Medical Aids

In addition to a, frankly insane, amount of medication, I also use a number of medical devices and aids which either assist in the treatment of my various conditions, or make living with said conditions just that little bit easier.


  • Mirena IUD – This is the hormonal IUD, and the constant low-level dosage helps by increasing the length of each menstrual cycle, meaning that triggers for flare-ups occur less frequently, as well as eliminating mid-cycle pain.

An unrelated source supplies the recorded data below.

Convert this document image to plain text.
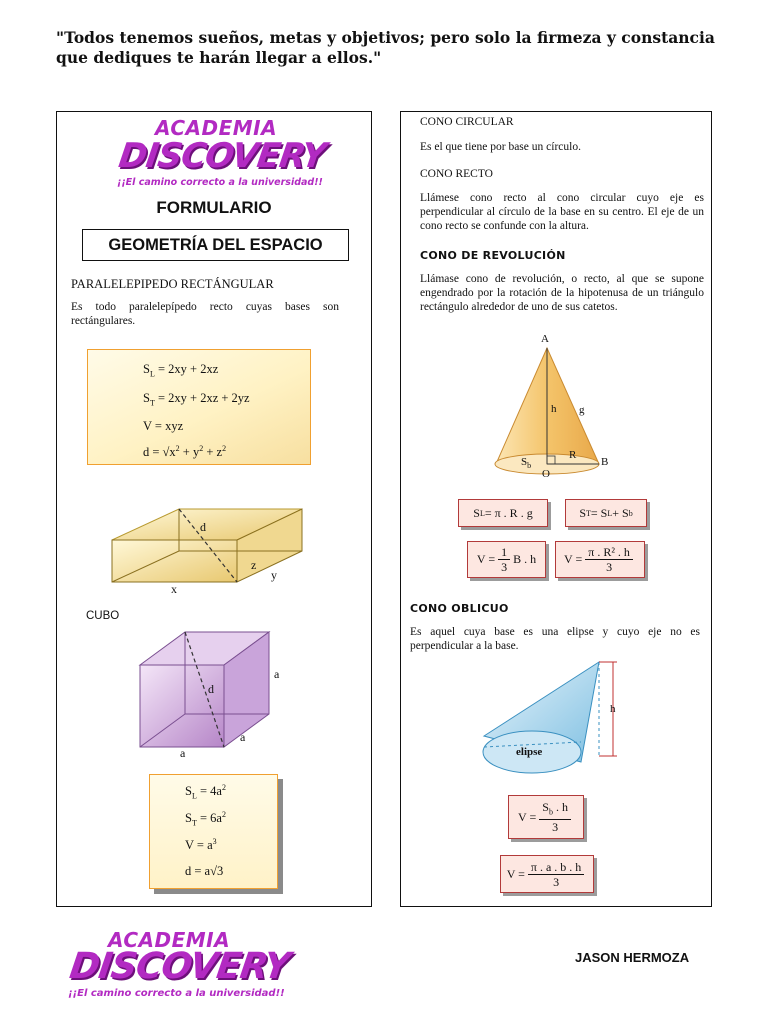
"Todos tenemos sueños, metas y objetivos; pero solo la firmeza y constancia que dediques te harán llegar a ellos."
ACADEMIA
DISCOVERY
¡¡El camino correcto a la universidad!!
FORMULARIO
GEOMETRÍA DEL ESPACIO
PARALELEPIPEDO RECTÁNGULAR
Es todo paralelepípedo recto cuyas bases son rectángulares.
$S_L = 2xy + 2xz$
$S_T = 2xy + 2xz + 2yz$
V = xyz
$d = √x^2 + y^2 + z^2$
d
z
y
x
CUBO
a
d
a
a
$S_L = 4a^2$
$S_T = 6a^2$
$V = a^3$
d = a√3
CONO CIRCULAR
Es el que tiene por base un círculo.
CONO RECTO
Llámese cono recto al cono circular cuyo eje es perpendicular al círculo de la base en su centro. El eje de un cono recto se confunde con la altura.
CONO DE REVOLUCIÓN
Llámase cono de revolución, o recto, al que se supone engendrado por la rotación de la hipotenusa de un triángulo rectángulo alrededor de uno de sus catetos.
A
h g
R
B
O
$S_b$
S L = π . R . g	S T = S L + S b
$V = \frac{1}{3}$ B . h $V = \frac{\text{π . R² . h}}{3}$
CONO OBLICUO
Es aquel cuya base es una elipse y cuyo eje no es perpendicular a la base.
h
elipse
$V = \frac{S_b . h}{3}$
$V = \frac{\pi . a . b . h}{3}$
ACADEMIA
DISCOVERY
¡¡El camino correcto a la universidad!!
JASON HERMOZA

  • Strapping tape – I am literally held together by this stuff! It provides much needed stability for my joints when I am doing physical activity or have an acute injury. Unfortunately I can’t use this for too many days in a row as I’m, to varying degrees, allergic to pretty much all brands and types (under-wrap, rigid, k-tape etc.)
  • Knee brace – This is for my right knee, which needs increased support after a subluxation in order to prevent subsequent injury
  • Ankle braces – My ankles are pretty wonky, they don’t normally bother me too much but sometimes I just cant seem to stay on top of my feet! These help me to stay upright and functional when my body starts to misbehave.
  • Metal ring splints – Just about all of the joints in my fingers hyperextend, and have extreme instability, which makes simple tasks more laborious. I wear splints on the MCP joints in my thumbs, on my middle fingers and right index finger. Since being fitted for the splints, I can type for longer, hold a pen properly for the first time in my life, and am able to do everyday tasks like push the call button for the lift.
  • Orthopaedic boot – I often have foot and ankle injuries, both soft tissue and bone, but I need a boot which is as light as possible so that it doesn’t pull my hip out of alignment. This is why when I’m injured, my doctors always are slightly surprised when I bring my own with me.
  • Underarm crutches – Fairly self-explanatory, I use these when I have an injury to any of my joints from the hips down that prevents me from weight-bearing completely on one leg. However, I try to avoid using this type of crutches as they cause issues with my shoulders, usually pain but sometimes full dislocation.
  • Ergonomic forearm crutches – I began trialling these after an acute hip dislocation, where crutches were a necessity but a shoulder injury precluded the use of conventional underarm or forearm styles. These crutches were available in a wide variety in sizes to allow for an almost custom fit from an ‘off the shelf’ product, as well as ergonomically designed handles to increase comfort and reduce pressure on the wrist joints.
  • NG tube (not currently in use) – As a result of my gastroparesis, I was unable to consume enough calories orally to hydrate and nourish myself. In order to prevent malnutrition, in early August I was admitted to hospital and received enteral nutritional support via a nasogastric (NG) tube. Although jejunal (NJ, PEG-J or J) tubes are more common with gastroparesis, as they bypass the stomach completely, my team tried a different approach. They tried to use a combination of high calorie formula, pushed at an extremely slow rate, and various pain, prokinetic and antiemetic medications to allow me to tolerate the gastric feeds. The purpose of this was to try and retain what little gastric function I did have, which eased the transition from enteral feeds to consuming high calorie liquids for myself. I am very fortunate that I am currently do not have a feeding tube placed, but also so incredibly grateful for this life-saving treatment.


  • Vogmask – I work in the CBD in Sydney, an area which is normally quite smoggy and polluted, which exacerbates my asthma. On days where there is a lot of pollution, or when there’s been back-burning and there’s lots of smoke, I find it very difficult to breathe, but I can’t always just stay inside, so I wear this mask which filters out 99% of airborne allergens.